Man glaubte gar in früheren Jahren, daß in der Weihnachtsnacht der Werwolf umgeht und der Teufel auf dem Schornstein eines alten Hauses sitzt - unheimliche Geschichten, die Janet Rowling in ihren Harry-Potter-Büchern als Inspiration gerne aufgegriffen hat.

In den zwölf heiligen Nächten zwischen dem Weihnachts- und dem Dreikönigstag, krächzen die Unglücksraben, ein wütendes Heer braust durch die Lüfte und auf den Friedhöfen ist es nicht geheuer. Die wilde Jagd, angeführt von Wodan mit Mantel und Hut auf seinem dreibeinigen Schimmel, umrundet mit Jagdrufen und Hundegebell in den zwölf Nächten die Erde. Erst am Dreikönigstag, so der Glaube, löst sich der Zauberbann, der mit dem neuen Sonnenlauf am 25. Dezember begonnen hatte.

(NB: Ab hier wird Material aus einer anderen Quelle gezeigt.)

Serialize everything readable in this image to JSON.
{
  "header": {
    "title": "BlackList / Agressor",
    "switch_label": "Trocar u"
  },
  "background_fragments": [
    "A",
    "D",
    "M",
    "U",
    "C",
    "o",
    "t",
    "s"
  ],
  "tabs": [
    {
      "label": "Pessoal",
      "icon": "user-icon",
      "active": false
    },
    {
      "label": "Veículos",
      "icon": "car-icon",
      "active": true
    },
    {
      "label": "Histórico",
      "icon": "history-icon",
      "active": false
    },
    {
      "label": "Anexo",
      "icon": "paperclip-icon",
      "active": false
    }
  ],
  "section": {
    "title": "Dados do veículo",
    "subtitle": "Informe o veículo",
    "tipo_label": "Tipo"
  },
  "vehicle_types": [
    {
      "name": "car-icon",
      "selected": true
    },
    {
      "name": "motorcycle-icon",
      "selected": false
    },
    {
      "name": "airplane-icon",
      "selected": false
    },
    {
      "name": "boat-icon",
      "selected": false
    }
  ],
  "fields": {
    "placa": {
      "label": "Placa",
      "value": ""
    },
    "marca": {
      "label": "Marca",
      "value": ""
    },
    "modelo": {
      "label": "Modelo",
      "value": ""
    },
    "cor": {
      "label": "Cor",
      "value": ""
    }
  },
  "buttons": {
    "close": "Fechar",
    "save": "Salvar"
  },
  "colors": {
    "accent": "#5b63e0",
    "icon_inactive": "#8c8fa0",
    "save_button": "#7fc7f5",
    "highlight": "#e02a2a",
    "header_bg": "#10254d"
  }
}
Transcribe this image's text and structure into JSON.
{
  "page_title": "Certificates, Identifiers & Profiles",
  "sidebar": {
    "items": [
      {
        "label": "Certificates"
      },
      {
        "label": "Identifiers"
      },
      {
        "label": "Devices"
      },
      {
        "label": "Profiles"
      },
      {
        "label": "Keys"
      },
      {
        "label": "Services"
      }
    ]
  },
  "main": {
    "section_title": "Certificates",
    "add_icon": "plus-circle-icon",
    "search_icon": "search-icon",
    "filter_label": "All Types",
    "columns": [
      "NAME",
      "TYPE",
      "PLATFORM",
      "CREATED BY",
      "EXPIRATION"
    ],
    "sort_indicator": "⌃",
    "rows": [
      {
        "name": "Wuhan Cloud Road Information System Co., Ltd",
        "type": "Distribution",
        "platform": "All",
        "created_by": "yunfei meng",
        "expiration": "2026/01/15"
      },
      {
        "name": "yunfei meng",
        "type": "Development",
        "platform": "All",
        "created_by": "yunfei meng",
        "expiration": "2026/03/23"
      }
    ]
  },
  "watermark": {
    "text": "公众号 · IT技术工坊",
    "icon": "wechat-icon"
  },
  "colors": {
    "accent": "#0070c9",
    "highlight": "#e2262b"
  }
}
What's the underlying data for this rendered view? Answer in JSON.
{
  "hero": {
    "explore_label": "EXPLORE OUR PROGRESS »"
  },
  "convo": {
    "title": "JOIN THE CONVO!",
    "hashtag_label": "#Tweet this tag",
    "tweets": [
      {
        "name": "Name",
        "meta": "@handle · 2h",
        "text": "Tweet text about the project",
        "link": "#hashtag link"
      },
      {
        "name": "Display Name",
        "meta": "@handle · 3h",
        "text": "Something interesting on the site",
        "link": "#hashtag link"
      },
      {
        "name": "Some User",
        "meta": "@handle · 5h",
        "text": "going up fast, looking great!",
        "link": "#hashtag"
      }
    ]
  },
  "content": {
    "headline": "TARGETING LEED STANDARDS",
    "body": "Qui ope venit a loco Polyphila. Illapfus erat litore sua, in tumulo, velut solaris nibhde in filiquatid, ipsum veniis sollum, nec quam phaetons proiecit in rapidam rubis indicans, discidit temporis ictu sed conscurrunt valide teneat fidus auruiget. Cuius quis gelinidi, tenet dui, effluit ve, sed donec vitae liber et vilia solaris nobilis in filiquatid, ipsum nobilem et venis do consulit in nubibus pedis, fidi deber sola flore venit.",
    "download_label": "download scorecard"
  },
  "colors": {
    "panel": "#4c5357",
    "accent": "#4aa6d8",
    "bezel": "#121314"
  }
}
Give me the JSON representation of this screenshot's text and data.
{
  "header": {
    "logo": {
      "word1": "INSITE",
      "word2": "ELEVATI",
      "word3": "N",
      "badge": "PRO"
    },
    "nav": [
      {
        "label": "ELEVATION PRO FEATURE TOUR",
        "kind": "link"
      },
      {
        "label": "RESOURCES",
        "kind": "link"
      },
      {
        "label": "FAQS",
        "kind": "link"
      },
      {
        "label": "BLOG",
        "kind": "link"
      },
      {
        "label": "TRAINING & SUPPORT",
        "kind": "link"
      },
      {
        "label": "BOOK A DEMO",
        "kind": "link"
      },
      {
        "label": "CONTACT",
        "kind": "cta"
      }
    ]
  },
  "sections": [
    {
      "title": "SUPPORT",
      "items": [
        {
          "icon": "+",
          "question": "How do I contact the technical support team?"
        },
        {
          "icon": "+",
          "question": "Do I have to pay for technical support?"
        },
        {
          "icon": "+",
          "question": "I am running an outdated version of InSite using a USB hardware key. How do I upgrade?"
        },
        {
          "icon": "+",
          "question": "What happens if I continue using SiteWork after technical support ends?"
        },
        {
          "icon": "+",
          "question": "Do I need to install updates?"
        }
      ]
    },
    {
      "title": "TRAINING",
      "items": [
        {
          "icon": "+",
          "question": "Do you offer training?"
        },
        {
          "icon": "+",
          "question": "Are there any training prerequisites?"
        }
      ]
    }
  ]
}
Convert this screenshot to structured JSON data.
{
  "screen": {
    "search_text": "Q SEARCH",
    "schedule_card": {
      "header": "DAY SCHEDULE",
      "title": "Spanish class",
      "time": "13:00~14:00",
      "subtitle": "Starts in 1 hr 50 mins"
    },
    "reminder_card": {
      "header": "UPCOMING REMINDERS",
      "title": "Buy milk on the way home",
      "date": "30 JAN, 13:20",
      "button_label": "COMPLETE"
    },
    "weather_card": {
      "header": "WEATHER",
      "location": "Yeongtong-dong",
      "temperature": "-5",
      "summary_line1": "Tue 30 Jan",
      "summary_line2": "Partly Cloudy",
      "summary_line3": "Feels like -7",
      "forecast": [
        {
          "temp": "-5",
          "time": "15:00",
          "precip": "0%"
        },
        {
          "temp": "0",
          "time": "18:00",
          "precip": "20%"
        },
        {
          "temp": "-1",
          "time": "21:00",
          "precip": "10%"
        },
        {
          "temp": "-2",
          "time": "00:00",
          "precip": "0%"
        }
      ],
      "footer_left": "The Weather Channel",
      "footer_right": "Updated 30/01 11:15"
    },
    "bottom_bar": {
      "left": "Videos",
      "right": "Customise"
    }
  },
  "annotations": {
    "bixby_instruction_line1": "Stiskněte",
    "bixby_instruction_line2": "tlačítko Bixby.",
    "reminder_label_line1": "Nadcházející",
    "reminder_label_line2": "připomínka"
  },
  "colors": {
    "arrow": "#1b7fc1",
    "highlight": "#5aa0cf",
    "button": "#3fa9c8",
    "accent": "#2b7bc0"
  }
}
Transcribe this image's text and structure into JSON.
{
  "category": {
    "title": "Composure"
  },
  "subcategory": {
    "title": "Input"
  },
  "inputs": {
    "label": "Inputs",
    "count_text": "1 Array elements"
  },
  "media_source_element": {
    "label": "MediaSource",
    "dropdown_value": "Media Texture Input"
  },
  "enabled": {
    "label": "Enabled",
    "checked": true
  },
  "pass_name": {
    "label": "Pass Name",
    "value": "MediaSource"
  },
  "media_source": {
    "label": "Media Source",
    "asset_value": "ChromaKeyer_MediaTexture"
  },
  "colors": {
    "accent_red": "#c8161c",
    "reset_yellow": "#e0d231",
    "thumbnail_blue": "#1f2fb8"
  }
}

Der Aberglaube im Volk schrieb diesen Tagen und Nächten Zauberkräfte zu. Im Übrigen hat auch William Shakespeare mit seiner Komödie ,,Was ihr wollt", die auf Englisch ,,Twelfth night", also ,,die zwölfte Nacht" heißt, jenen sagenumwobenen Zeitraum thematisiert. Man weiß allerdings nicht genau, ob die Komödie wirklich gedacht war, am zwölften Tag nach Weihnachten, also am 6. Januar, aufgeführt zu werden, wie Experten behaupten, oder ob sie lediglich in die Zeit um den Jahreswechsel fällt. Auf jeden Fall tauchen in der Komödie mehrere Hinweise auf Festivitäten auf, die um die Weihnachtszeit stattfinden. Deshalb bauen Regisseure zuweilen in die Inszenierung auch Hinweise ein, die an Weihnachts- und Silvesterrituale aus der elisabethanischen Zeit erinnern sollen.

Verrückt bis zum 6. Januar

Auch am Schluss der Komödie , als sich alle Verwicklungen mehr oder weniger in Wohlgefallen auflösen, wird noch einmal darauf hingewiesen, es sei ja ,,Twelfth night", also ein Zeitpunkt, an dem die Menschen zu Verrücktheiten neigen, also eine Art Fastnacht. Bis zum 6. Januar ist eben alles möglich, bevor wieder der Alltag beginnt.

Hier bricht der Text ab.